# Getting Powerpoint to start in slide show view



## campingshadow (Dec 25, 2005)

I have created a PP presentation that I want to distribute to class members on a CD. I want them to be able to just click on the file and have it open in slide show view and automatically start the slide show. Or, if possible, just insert the CD and have it auto start the slide show. Is there a way to do this?

Currently, when I click on the file it goes to Normal view. And of course I see the PP workspace area. I want the viewer to just see the presentation. What settings do I need to change to make it open with slide show view? 

I am pulling my hair out over this. And, of course, I have a deadline fast approaching. Any help is greatly appreciated.


----------



## scottydont2841 (Aug 3, 2005)

Hi, from what I can work out, by literally just trying to solve it myself. If you go to save as, and then save as powerpoint show, it will save as the type that opens directly to the presentation without having to click the button to start presentation.
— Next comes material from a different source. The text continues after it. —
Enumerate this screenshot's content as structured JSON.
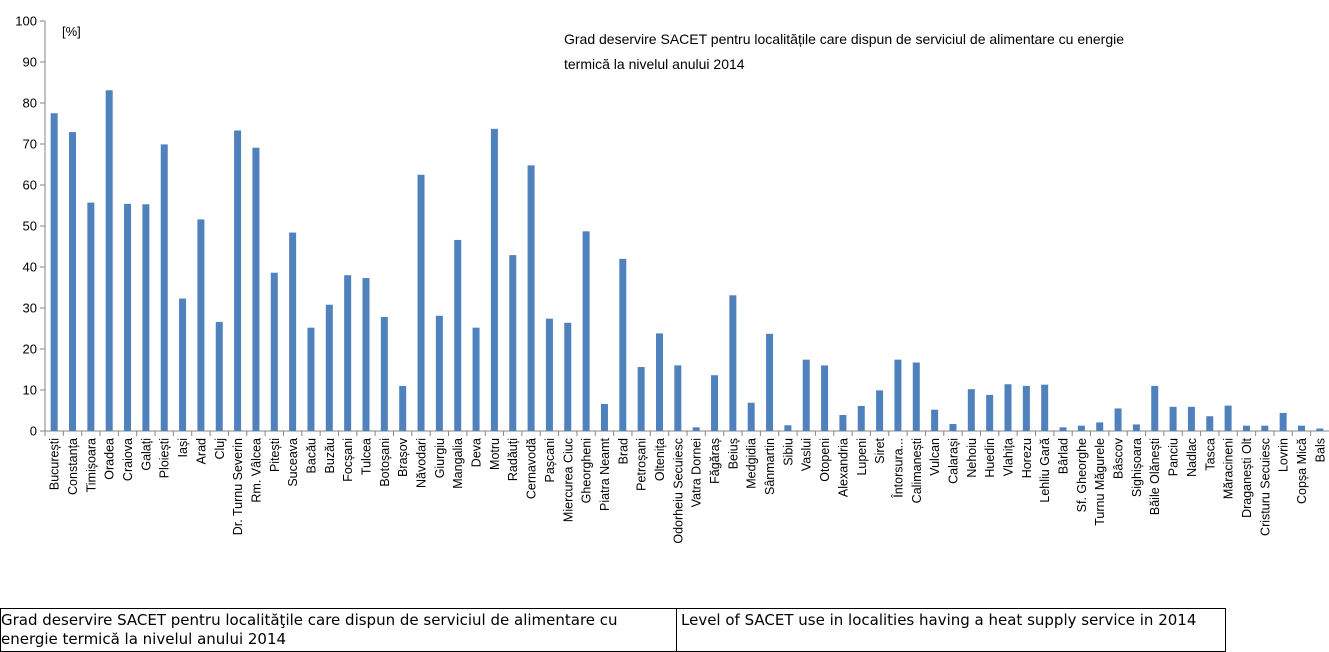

As for the CD, it will probably autorun and bring up the files, but the users will have to click the show to open it.


----------



## campingshadow (Dec 25, 2005)

Scotty........Many thanks. That solved my problem of trying to get it to open as a slide show. I never thought of the Save As option! Now I will work on the CD part. But the major stumbling block is fixed. Yea!


----------



## scottydont2841 (Aug 3, 2005)

Lol you're welcome. 

Good luck with the presentation mate.


----------